The air was heavy and smelling rainy since afternoon, but, the final show was waiting for the perfect cue to arrive on stage.
I had just started to celebrate my first published book, with myself, enjoying the sweet aroma of freshly brewed coffee, when I heard the rain impinge on the earth, making me again so queasy. Initially started as sprinkling, soon turned into a torrential downpour. Out of habit I sat beside the half closed window, looking through the curtain of water, at the dimmed lights of the sprawling city. Touching the dribbling droplets on the window pane, I scribbled a name,
Then hurriedly smudged it with a warmer drop of water, now trickling down the helpless cheeks.
I opened the diary to tame my restless mind. Too many memories fogged my already disturbed mind. I started finishing an incomplete entry to distract myself, but even that turned out to be a letter to my nemesis.
18th August. Same day last year, though seems like eons ago. It was raining ominously like today, but, from inside I was all sunny.
That year my birthday had started a few hours early. Every 5 minutes a message was popping on my phone wishing me a Happy Birthday, in languages of different countries around the world where the clock had already struck 12’ and I was blushing silly red.
You remember, the first time we met, you said I was too quiet. And you took upon yourself to break the barrier of silence. You pursued with such sheer sincerity, baited and waited, till the wall was completely broken, one brick at a time.

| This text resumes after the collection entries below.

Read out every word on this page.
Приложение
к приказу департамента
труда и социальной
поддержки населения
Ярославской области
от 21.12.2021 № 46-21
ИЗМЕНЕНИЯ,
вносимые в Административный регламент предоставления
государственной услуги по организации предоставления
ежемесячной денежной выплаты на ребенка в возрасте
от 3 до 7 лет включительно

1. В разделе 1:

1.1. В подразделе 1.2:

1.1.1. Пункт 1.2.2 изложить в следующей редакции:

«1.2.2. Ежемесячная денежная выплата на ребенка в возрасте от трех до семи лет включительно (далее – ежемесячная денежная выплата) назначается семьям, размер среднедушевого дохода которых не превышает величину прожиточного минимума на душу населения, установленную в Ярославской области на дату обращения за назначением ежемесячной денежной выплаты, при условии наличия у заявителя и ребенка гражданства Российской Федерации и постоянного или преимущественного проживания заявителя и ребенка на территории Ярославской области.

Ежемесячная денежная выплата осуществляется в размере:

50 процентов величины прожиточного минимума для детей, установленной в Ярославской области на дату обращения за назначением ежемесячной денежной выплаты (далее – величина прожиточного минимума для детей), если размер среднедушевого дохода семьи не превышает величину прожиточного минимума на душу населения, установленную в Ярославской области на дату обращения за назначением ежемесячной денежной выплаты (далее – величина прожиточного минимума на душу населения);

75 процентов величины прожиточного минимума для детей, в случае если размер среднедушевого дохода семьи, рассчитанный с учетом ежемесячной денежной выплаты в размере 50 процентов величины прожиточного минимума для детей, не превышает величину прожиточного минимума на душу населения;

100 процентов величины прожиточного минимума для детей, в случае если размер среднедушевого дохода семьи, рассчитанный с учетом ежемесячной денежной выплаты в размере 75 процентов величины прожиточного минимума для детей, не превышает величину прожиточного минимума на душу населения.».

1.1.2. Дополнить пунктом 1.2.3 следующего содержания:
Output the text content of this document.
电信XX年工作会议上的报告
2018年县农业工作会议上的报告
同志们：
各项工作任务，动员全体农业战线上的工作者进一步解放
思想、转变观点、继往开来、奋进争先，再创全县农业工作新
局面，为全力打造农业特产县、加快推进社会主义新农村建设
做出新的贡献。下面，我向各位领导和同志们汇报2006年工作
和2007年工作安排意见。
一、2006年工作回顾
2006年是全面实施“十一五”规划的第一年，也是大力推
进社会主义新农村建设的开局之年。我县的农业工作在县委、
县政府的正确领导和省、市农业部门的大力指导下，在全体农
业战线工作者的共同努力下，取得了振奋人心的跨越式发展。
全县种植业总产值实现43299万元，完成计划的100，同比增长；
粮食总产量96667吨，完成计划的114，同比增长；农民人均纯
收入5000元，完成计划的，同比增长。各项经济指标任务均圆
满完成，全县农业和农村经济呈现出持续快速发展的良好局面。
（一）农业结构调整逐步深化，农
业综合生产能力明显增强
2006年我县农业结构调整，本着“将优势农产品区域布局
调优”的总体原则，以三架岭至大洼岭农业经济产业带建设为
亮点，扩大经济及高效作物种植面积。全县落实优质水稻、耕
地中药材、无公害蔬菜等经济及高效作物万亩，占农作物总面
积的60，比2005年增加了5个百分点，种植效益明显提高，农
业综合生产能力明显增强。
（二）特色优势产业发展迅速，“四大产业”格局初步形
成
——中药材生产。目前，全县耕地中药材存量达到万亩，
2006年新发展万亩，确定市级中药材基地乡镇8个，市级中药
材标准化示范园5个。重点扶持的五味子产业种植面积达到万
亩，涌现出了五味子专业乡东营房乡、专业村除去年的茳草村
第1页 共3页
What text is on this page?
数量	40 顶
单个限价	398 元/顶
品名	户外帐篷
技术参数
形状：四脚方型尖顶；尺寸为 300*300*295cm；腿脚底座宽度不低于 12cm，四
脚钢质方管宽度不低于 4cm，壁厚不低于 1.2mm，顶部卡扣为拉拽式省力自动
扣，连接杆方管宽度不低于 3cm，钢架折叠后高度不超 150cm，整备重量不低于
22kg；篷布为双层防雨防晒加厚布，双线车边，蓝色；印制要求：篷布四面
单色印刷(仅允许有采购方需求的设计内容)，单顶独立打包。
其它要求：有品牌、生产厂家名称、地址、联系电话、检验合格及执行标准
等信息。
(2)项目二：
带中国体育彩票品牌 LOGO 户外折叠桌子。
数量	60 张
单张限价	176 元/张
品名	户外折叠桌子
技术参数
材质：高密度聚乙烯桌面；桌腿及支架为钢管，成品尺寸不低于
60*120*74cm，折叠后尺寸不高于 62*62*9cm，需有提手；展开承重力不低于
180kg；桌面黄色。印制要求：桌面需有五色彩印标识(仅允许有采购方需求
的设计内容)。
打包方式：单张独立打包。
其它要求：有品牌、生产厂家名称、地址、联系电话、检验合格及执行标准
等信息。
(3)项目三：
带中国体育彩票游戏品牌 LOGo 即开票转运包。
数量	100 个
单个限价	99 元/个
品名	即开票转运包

You had replaced my diary. I bared my heart open for the first time in my life to a mortal being. The nervous hands, which dropped forks on the first dinner dates, now held your hand with confidence on the beach. And on a rain drenched evening, shared her bravest dream of becoming a published author with you. In reply you had pressed your mouth against my trembling lips with the assurance to walk the path alongside. I kept asking stupid reassurances that you would never leave, too naive to see through your secret
Yes, I was naive, but I could not be the bitch your wife would loathe forever or the witch your son would fear. I was ready to give up everything to just live with you, but I never wanted to fall from my own grace. I wanted to be your knight in the shining armour, saving you from the loveless world and not just another pizza night to break the monotony of rice and dal. So I wanted to say a yes, but, I said a No to us, then and forever.
Today, as I tread the path, that we planned to cross together, all alone, I still search for your hand and scribble your name here and there. Because the heart sometime cannot be as strong as the mind, without fear.